ドドンゴの「確認してみてくれ」という催促を受け、返却された剣を鞘から抜き放つ。
すると――見違えるほど輝きを放つ刀身が現れた。
「うぅわっ! すごいピカピカだ、ありがとうございます」
「いやいや、吾輩こそいい勉強になった。出立する前に、ちゃんと返せてよかったぞ。このままだと窃盗で、冒険者ライセンスを剥奪されるところだったであろう」
そう言いガハハと豪快な笑顔を見せるドドンゴ。
と、そのとき――
「――だったらそのまま剥奪されればよかったのに」
――そんな不穏な台詞が聞こえてきた。
見ると一階に続くサーキュラー階段から、冒険者パーティの残りの一人、エルフ少年のエルウッドが姿を表した。

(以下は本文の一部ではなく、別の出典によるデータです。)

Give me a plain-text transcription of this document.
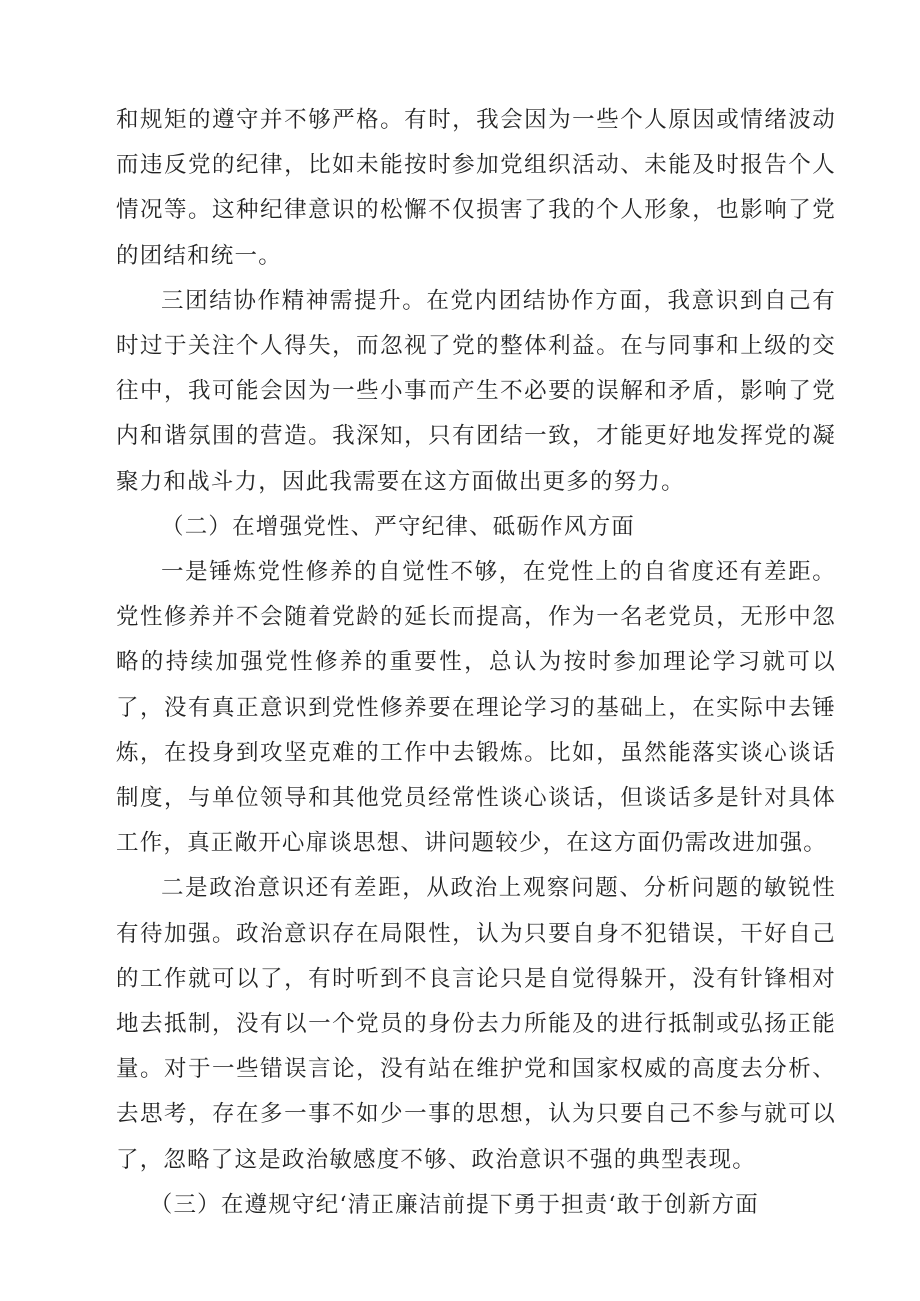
和规矩的遵守并不够严格。有时，我会因为一些个人原因或情绪波动而违反党的纪律，比如未能按时参加党组织活动、未能及时报告个人情况等。这种纪律意识的松懈不仅损害了我的个人形象，也影响了党的团结和统一。

三团结协作精神需提升。在党内团结协作方面，我意识到自己有时过于关注个人得失，而忽视了党的整体利益。在与同事和上级的交往中，我可能会因为一些小事而产生不必要的误解和矛盾，影响了党内和谐氛围的营造。我深知，只有团结一致，才能更好地发挥党的凝聚力和战斗力，因此我需要在这方面做出更多的努力。

（二）在增强党性、严守纪律、砥砺作风方面

一是锤炼党性修养的自觉性不够，在党性上的自省度还有差距。党性修养并不会随着党龄的延长而提高，作为一名老党员，无形中忽略的持续加强党性修养的重要性，总认为按时参加理论学习就可以了，没有真正意识到党性修养要在理论学习的基础上，在实际中去锤炼，在投身到攻坚克难的工作中去锻炼。比如，虽然能落实谈心谈话制度，与单位领导和其他党员经常性谈心谈话，但谈话多是针对具体工作，真正敞开心扉谈思想、讲问题较少，在这方面仍需改进加强。

二是政治意识还有差距，从政治上观察问题、分析问题的敏锐性有待加强。政治意识存在局限性，认为只要自身不犯错误，干好自己的工作就可以了，有时听到不良言论只是自觉得躲开，没有针锋相对地去抵制，没有以一个党员的身份去力所能及的进行抵制或弘扬正能量。对于一些错误言论，没有站在维护党和国家权威的高度去分析、去思考，存在多一事不如少一事的思想，认为只要自己不参与就可以了，忽略了这是政治敏感度不够、政治意识不强的典型表现。

（三）在遵规守纪‘清正廉洁前提下勇于担责‘敢于创新方面
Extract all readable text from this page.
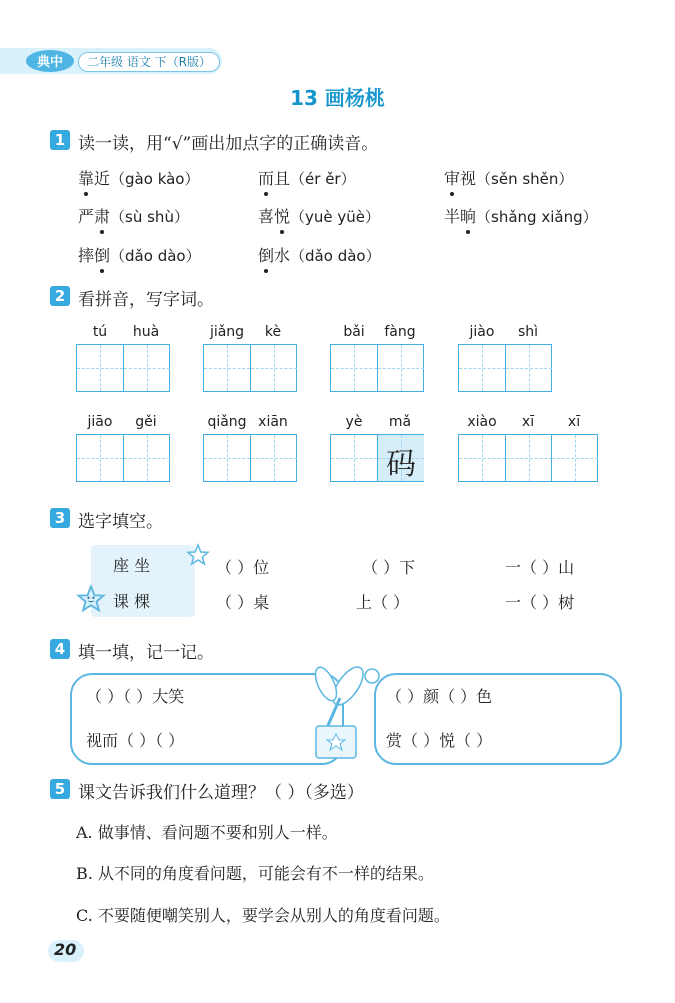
典中	二年级 语文 下（R版）
13 画杨桃
1 读一读，用“√”画出加点字的正确读音。
靠近（gào kào）	而且（ér ěr）	审视（sěn shěn）
严肃（sù shù）	喜悦（yuè yüè）	半晌（shǎng xiǎng）
摔倒（dǎo dào）	倒水（dǎo dào）
2 看拼音，写字词。
tú	huà	jiǎng	kè	bǎi	fàng	jiào	shì
jiāo	gěi	qiǎng xiān	yè	mǎ
码
xiào	xī	xī
3 选字填空。
座 坐
课 棵
（ ）位	（ ）下	一（ ）山
（ ）桌	上（ ）	一（ ）树
4 填一填，记一记。
（ ）（ ）大笑
视而（ ）（ ）
（ ）颜（ ）色
赏（ ）悦（ ）
5 课文告诉我们什么道理？（ ）（多选）
A. 做事情、看问题不要和别人一样。
B. 从不同的角度看问题，可能会有不一样的结果。
C. 不要随便嘲笑别人，要学会从别人的角度看问题。
20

「それでアンタが冒険者を辞めて、パーティから消えてくれたら嬉しいんだけどな」
「お、おはよう、エルウッド殿……」
朝っぱらから向けられたエルウッドの罵倒に、引きつった顔で挨拶を返すドドンゴ。
だがエルウッドは「フンッ!」と顔をそらし、刺々しい態度を見せる。
「いい加減にしなさい、エルウッド。まだ機嫌が直ってないの?」
あまりの態度にリーダーのフォレスティーナが苦言を呈すが、肝心のエルウッドは効く耳のない様子。
「……もういいわ。エルウッド、貴方もさっさと出発の準備をして来なさい。私たちはロビーで待ってるから」
「はいはい、分かったよ」
「ああ、ついでにミミーナも起こしてきて」
「はーい」
エルウッドは背中越しに手を振ると、ふてぶてしい態度のまま三階へ向かう階段を上って行った。

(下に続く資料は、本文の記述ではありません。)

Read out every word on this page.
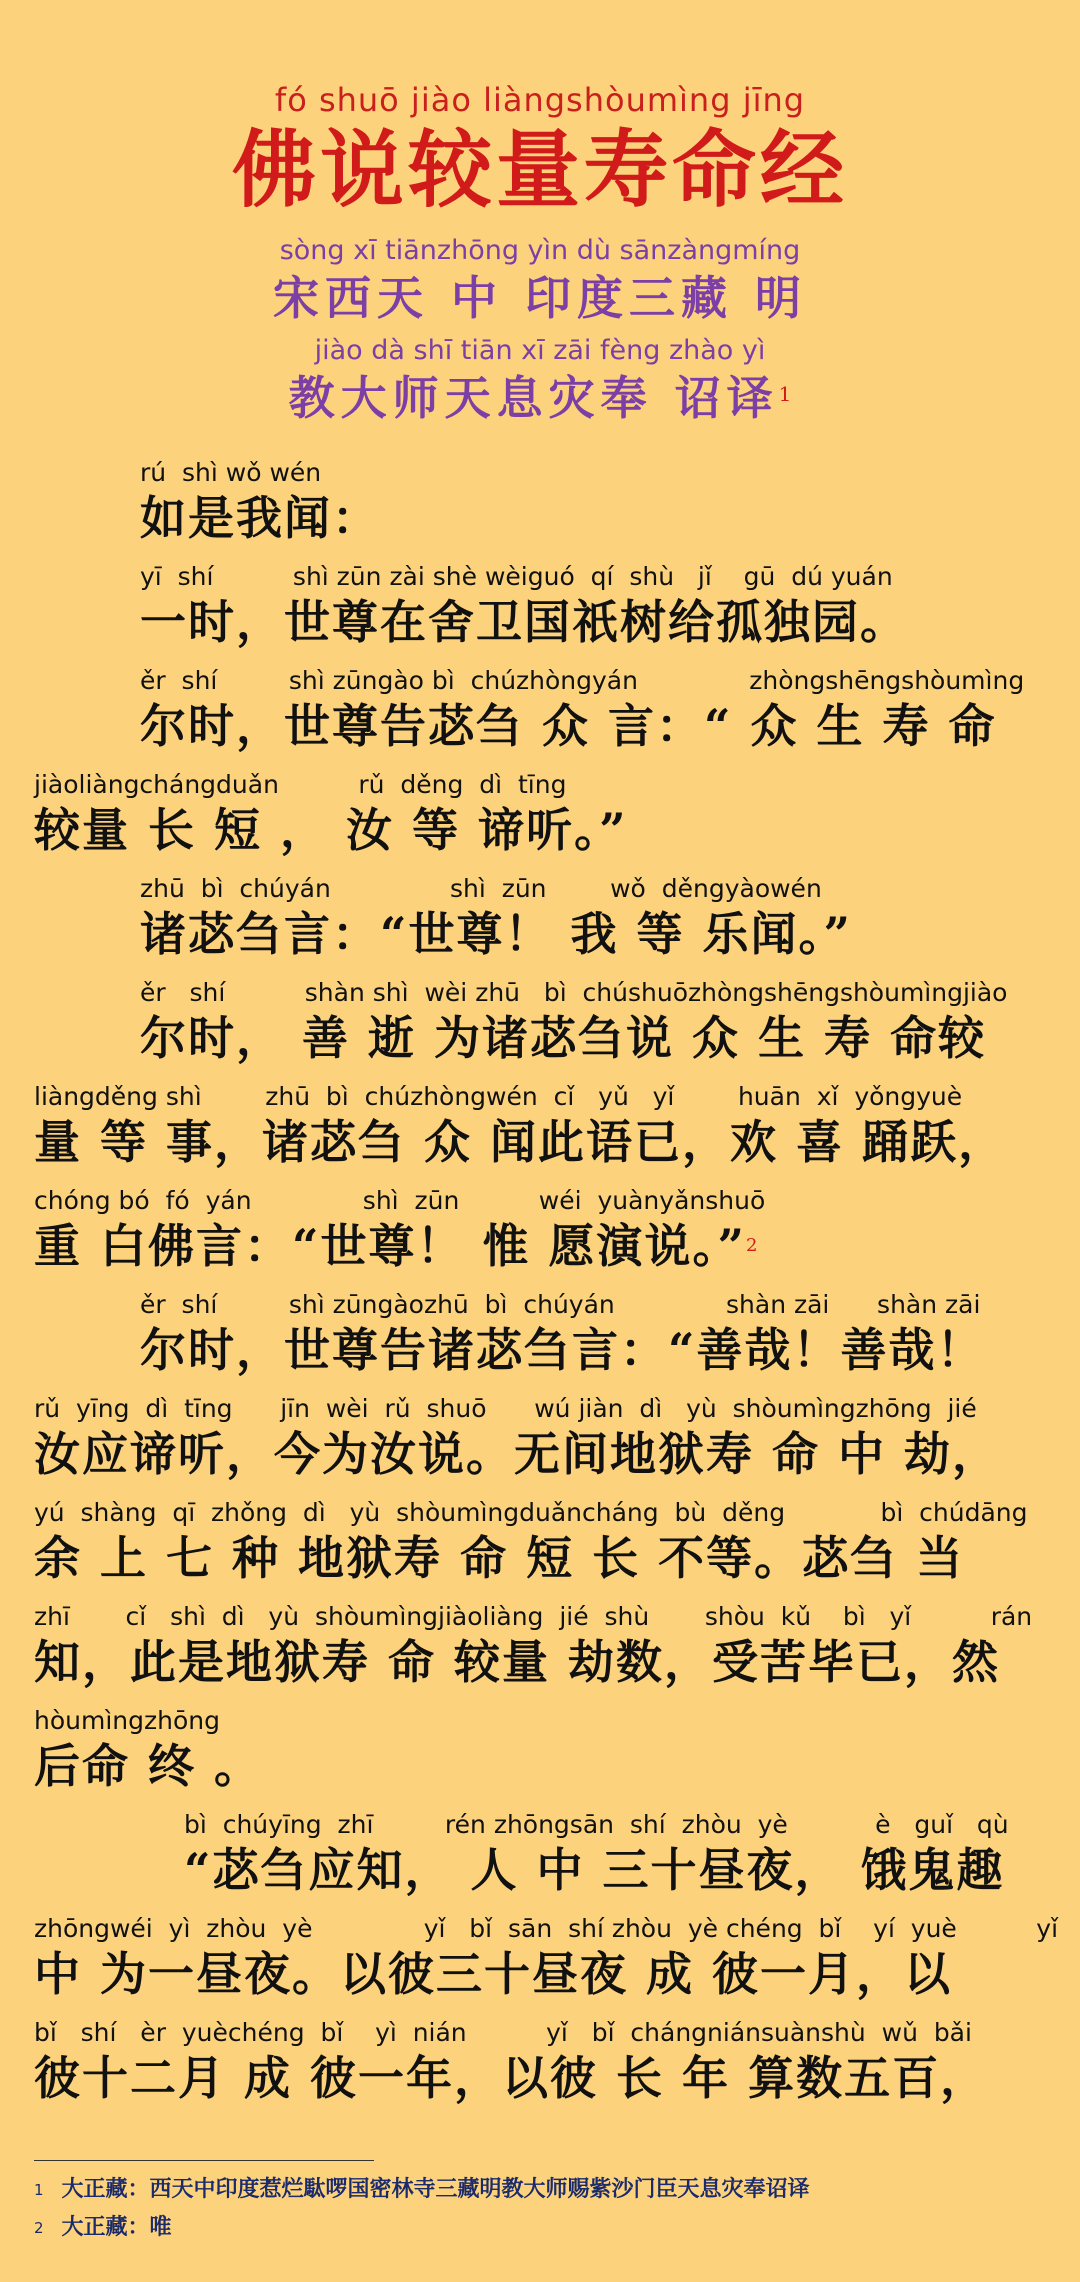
fó shuō jiào liàngshòumìng jīng
佛说较量寿命经
sòng xī tiānzhōng yìn dù sānzàngmíng
宋西天 中 印度三藏 明
jiào dà shī tiān xī zāi fèng zhào yì
教大师天息灾奉 诏译$^1$
rú  shì wǒ wén
如是我闻：
yī  shí          shì zūn zài shè wèiguó  qí  shù   jǐ    gū  dú yuán
一时，世尊在舍卫国祇树给孤独园。
ěr  shí         shì zūngào bì  chúzhòngyán              zhòngshēngshòumìng
尔时，世尊告苾刍 众 言：“ 众 生 寿 命
jiàoliàngchángduǎn          rǔ  děng  dì  tīng
较量 长 短 ， 汝 等 谛听。”
zhū  bì  chúyán               shì  zūn        wǒ  děngyàowén
诸苾刍言：“世尊！ 我 等 乐闻。”
ěr   shí          shàn shì  wèi zhū   bì  chúshuōzhòngshēngshòumìngjiào
尔时， 善 逝 为诸苾刍说 众 生 寿 命较
liàngděng shì        zhū  bì  chúzhòngwén  cǐ   yǔ   yǐ        huān  xǐ  yǒngyuè
量 等 事，诸苾刍 众 闻此语已，欢 喜 踊跃，
chóng bó  fó  yán              shì  zūn          wéi  yuànyǎnshuō
重 白佛言：“世尊！ 惟 愿演说。”$^2$
ěr  shí         shì zūngàozhū  bì  chúyán              shàn zāi      shàn zāi
尔时，世尊告诸苾刍言：“善哉！善哉！
rǔ  yīng  dì  tīng      jīn  wèi  rǔ  shuō      wú jiàn  dì   yù  shòumìngzhōng  jié
汝应谛听，今为汝说。无间地狱寿 命 中 劫，
yú  shàng  qī  zhǒng  dì   yù  shòumìngduǎncháng  bù  děng            bì  chúdāng
余 上 七 种 地狱寿 命 短 长 不等。苾刍 当
zhī       cǐ   shì  dì   yù  shòumìngjiàoliàng  jié  shù       shòu  kǔ    bì   yǐ          rán
知，此是地狱寿 命 较量 劫数，受苦毕已，然
hòumìngzhōng
后命 终 。
bì  chúyīng  zhī         rén zhōngsān  shí  zhòu  yè           è   guǐ   qù
“苾刍应知， 人 中 三十昼夜， 饿鬼趣
zhōngwéi  yì  zhòu  yè              yǐ   bǐ  sān  shí zhòu  yè chéng  bǐ    yí  yuè          yǐ
中 为一昼夜。以彼三十昼夜 成 彼一月，以
bǐ   shí   èr  yuèchéng  bǐ    yì  nián          yǐ   bǐ  chángniánsuànshù  wǔ  bǎi
彼十二月 成 彼一年，以彼 长 年 算数五百，
$^1$ 大正藏：西天中印度惹烂駄啰国密林寺三藏明教大师赐紫沙门臣天息灾奉诏译
$^2$ 大正藏：唯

「やれやれ……。キミも、見苦しいところを見せてしまってごめんなさいね。行きましょうドドンゴ」
フォレスティーナは照に謝りを入れたあと、ドドンゴと共に階段を一階ロビーへと降りていく。
「それじゃボクは……剣人を探すより前に、この剣を部屋に置いてくるかな」
そう決めた照は、先に自分の客室に戻り、ドドンゴから返却された剣を置く。
それから剣人を探すため、二階ラウンジからサーキュラー階段を下りて一階ロビーへ向かった。
階段途中から見下ろすと、ロビーでは掃除に勤しむ従業員がちらほらと見える。
待合スペースには先に降りて行ったフォレスティーナとドドンゴの姿もあった。
そして――
「あ、剣人……」
「テ、照……」
――サーキュラー階段を降りてすぐ、照は探していた剣人にようやく会えたのだった。